Olympic ticket buyers could face hefty bills

Published by Rebecca Rutt on 04 May 2011.
Last updated on 04 May 2011

Olympic rings

Around 1.8 million people applied for an estimated 20 million London 2012 Olympics tickets last week, and the signs are that many people have booked more tickets than they can afford.

With the average ticket application exceeding 10 per person and an average ticket price of between £50 and £200, applicants are set to receive bills of hundreds or even thousands of pounds in the next few weeks.

People had to select tickets through the online bidding system but weren't told at the time whether their applications were successful, so many have potentially spent thousands of pounds to make sure they get tickets to something.

Payments are being taken between 10 May and 10 June and an official notification of what tickets they have qualified for will be emailed by 24 June.
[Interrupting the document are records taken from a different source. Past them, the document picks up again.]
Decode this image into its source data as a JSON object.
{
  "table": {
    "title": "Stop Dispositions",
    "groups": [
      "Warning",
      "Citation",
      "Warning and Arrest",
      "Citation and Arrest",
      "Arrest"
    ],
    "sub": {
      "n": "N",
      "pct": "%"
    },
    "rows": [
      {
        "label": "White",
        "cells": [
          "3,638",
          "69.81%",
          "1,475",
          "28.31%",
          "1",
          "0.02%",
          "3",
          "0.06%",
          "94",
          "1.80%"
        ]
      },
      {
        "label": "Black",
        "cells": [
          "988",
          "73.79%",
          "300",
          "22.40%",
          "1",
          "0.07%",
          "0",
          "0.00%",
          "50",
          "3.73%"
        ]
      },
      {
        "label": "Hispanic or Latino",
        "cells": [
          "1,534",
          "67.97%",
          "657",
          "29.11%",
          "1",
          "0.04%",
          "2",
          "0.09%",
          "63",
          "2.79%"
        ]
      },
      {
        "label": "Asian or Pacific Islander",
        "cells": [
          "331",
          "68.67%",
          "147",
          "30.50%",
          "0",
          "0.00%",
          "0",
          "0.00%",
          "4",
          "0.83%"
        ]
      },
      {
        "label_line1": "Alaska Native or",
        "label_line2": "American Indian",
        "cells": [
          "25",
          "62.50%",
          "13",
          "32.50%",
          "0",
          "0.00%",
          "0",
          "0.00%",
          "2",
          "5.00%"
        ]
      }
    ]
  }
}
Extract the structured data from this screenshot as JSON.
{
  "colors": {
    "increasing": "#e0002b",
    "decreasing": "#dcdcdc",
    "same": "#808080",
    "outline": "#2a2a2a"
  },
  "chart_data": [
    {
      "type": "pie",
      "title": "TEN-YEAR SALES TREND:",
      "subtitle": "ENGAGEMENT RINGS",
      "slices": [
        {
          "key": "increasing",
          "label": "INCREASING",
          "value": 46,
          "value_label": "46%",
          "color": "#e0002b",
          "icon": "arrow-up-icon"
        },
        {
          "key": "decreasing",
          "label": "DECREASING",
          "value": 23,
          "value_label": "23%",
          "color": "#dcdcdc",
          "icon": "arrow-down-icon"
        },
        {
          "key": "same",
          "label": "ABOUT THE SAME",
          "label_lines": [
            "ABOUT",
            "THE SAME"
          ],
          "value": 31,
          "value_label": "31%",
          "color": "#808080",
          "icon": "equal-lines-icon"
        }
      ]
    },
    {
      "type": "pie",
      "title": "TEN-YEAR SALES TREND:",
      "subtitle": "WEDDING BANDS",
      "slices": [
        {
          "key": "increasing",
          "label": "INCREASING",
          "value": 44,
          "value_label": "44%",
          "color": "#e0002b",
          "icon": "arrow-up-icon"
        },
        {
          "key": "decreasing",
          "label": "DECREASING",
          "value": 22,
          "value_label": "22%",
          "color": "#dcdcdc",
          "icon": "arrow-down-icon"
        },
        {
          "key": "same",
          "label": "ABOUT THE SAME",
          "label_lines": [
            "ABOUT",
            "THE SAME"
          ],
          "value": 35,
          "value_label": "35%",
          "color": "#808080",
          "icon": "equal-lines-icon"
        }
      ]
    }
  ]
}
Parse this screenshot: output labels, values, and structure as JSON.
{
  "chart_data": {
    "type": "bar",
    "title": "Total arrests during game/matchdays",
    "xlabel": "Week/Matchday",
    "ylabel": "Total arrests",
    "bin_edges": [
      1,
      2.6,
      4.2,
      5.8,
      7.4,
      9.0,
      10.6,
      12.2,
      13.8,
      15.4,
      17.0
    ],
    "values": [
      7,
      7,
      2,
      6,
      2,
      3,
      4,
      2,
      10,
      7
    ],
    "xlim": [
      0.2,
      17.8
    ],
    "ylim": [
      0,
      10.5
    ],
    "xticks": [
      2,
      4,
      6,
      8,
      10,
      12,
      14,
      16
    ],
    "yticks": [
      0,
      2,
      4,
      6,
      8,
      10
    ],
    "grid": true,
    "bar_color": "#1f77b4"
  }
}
Those who have acquired tickets to events they might not be able to attend, or have bought more than they can afford, will be able to sell back tickets through an official re-selling platform but that will not be available until early next year.

Adrian Bassett, spokesperson for the London Organising Committee of the Olympic Games and Paralympic Games (LOCOG), says details will be released later this year about how ticket money will be refunded during the re-selling period.

What to do if you've got more tickets than you bargained for

It's also possible to sell tickets privately onto family and friends. Selling on the open market is illegal, but it's yet unclear how this will be policed.

If you do receive more tickets than you were budgeting for, it could be worth moving your debt to a card with an extended 0% balance transfer period. For example, the Barclaycard Platinum has a 17-month interest-free transfer period, while the Halifax Rewards card and the NatWest Classic card both have a 13-month 0% period.